2 min de lecture Naufrage

Méditerranée : "J'ai fait partir entre 7.000 et 8.000 personnes", raconte un passeur

Dans son édition du 20 avril, le quotidien italien "La Repubblica" consacre un article à un passeur de migrants qui officie entre la Libye et la Sicile. A partir des écoutes téléphoniques de la police, le journal dresse un portrait glaçant de ce "trafiquant d'hommes".

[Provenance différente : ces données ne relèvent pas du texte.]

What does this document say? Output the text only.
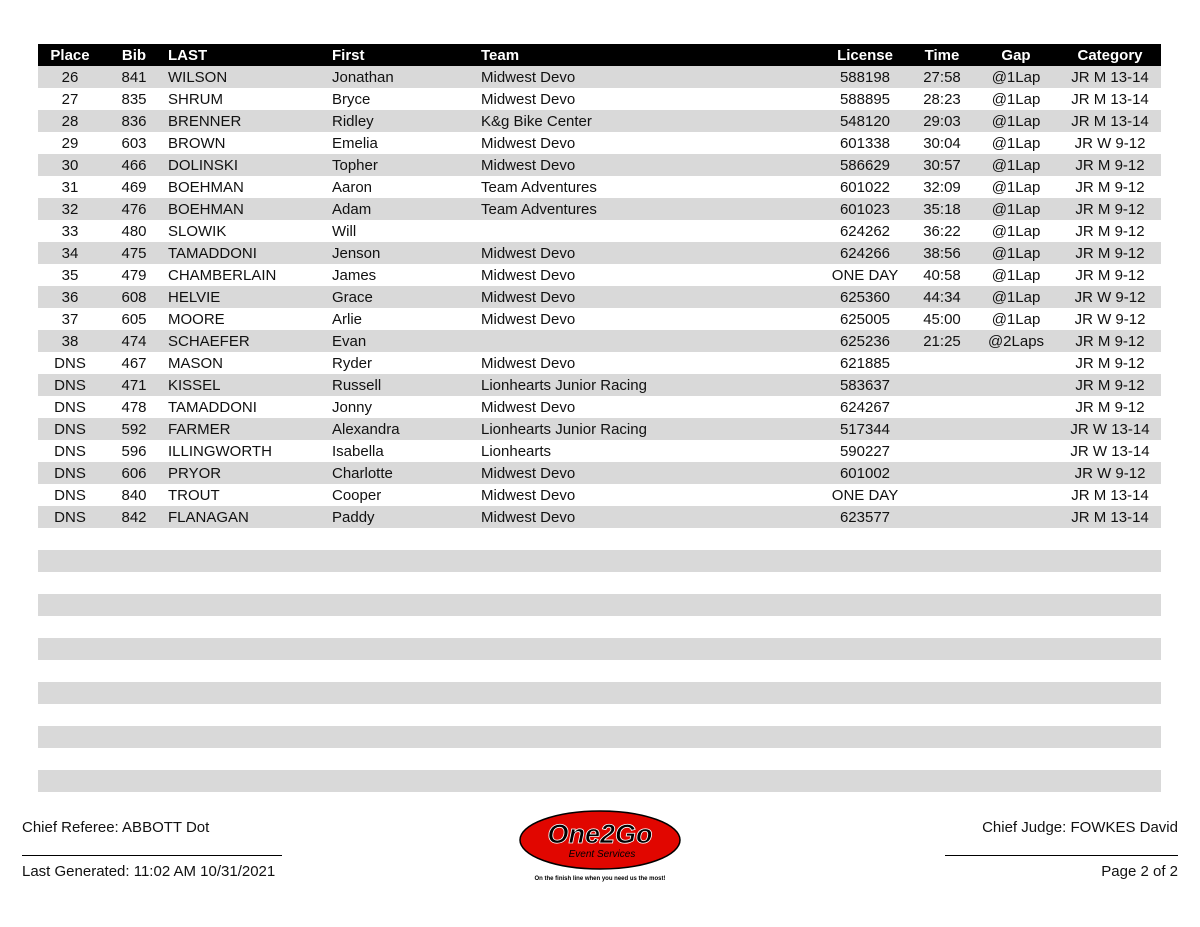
Place	Bib	LAST	First	Team	License	Time	Gap	Category
26	841	WILSON	Jonathan	Midwest Devo	588198	27:58	@1Lap	JR M 13-14
27	835	SHRUM	Bryce	Midwest Devo	588895	28:23	@1Lap	JR M 13-14
28	836	BRENNER	Ridley	K&g Bike Center	548120	29:03	@1Lap	JR M 13-14
29	603	BROWN	Emelia	Midwest Devo	601338	30:04	@1Lap	JR W 9-12
30	466	DOLINSKI	Topher	Midwest Devo	586629	30:57	@1Lap	JR M 9-12
31	469	BOEHMAN	Aaron	Team Adventures	601022	32:09	@1Lap	JR M 9-12
32	476	BOEHMAN	Adam	Team Adventures	601023	35:18	@1Lap	JR M 9-12
33	480	SLOWIK	Will		624262	36:22	@1Lap	JR M 9-12
34	475	TAMADDONI	Jenson	Midwest Devo	624266	38:56	@1Lap	JR M 9-12
35	479	CHAMBERLAIN	James	Midwest Devo	ONE DAY	40:58	@1Lap	JR M 9-12
36	608	HELVIE	Grace	Midwest Devo	625360	44:34	@1Lap	JR W 9-12
37	605	MOORE	Arlie	Midwest Devo	625005	45:00	@1Lap	JR W 9-12
38	474	SCHAEFER	Evan		625236	21:25	@2Laps	JR M 9-12
DNS	467	MASON	Ryder	Midwest Devo	621885			JR M 9-12
DNS	471	KISSEL	Russell	Lionhearts Junior Racing	583637			JR M 9-12
DNS	478	TAMADDONI	Jonny	Midwest Devo	624267			JR M 9-12
DNS	592	FARMER	Alexandra	Lionhearts Junior Racing	517344			JR W 13-14
DNS	596	ILLINGWORTH	Isabella	Lionhearts	590227			JR W 13-14
DNS	606	PRYOR	Charlotte	Midwest Devo	601002			JR W 9-12
DNS	840	TROUT	Cooper	Midwest Devo	ONE DAY			JR M 13-14
DNS	842	FLANAGAN	Paddy	Midwest Devo	623577			JR M 13-14
Chief Referee: ABBOTT Dot
Last Generated: 11:02 AM 10/31/2021
Chief Judge: FOWKES David
Page 2 of 2
One2Go
Event Services
On the finish line when you need us the most!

Un bateau transportant des migrants arrive dans le port de Messine après une opération de sauvetage en mer le 18 avril 2015 (image d'illustration)
Un bateau transportant des migrants arrive dans le port de Messine après une opération de sauvetage en mer le 18 avril 2015 (image d'illustration) Crédit : GIOVANNI ISOLINO / AFP
Charlie Vandekerkhove
Charlie Vandekerkhove
Journaliste RTL

Il s'appelle Mered Medhanie. Il est Érythréen et mène la belle vie en Libye, où il profite d'alliances avec des membres haut placés de la police locale. Identifié récemment par la section "crime organisé" de l'équipe mobile de la police de Palerme, il est l'un des principaux passeurs qui, moyennant une grosse somme d'argent, fait monter sur des embarcations de fortune des centaines de migrants entre la Libye et la Sicile. Le quotidien italien La Repubblica dresse, dans son édition du 20 avril, le portrait de cet homme cynique, qui se compare volontiers à Kadhafi.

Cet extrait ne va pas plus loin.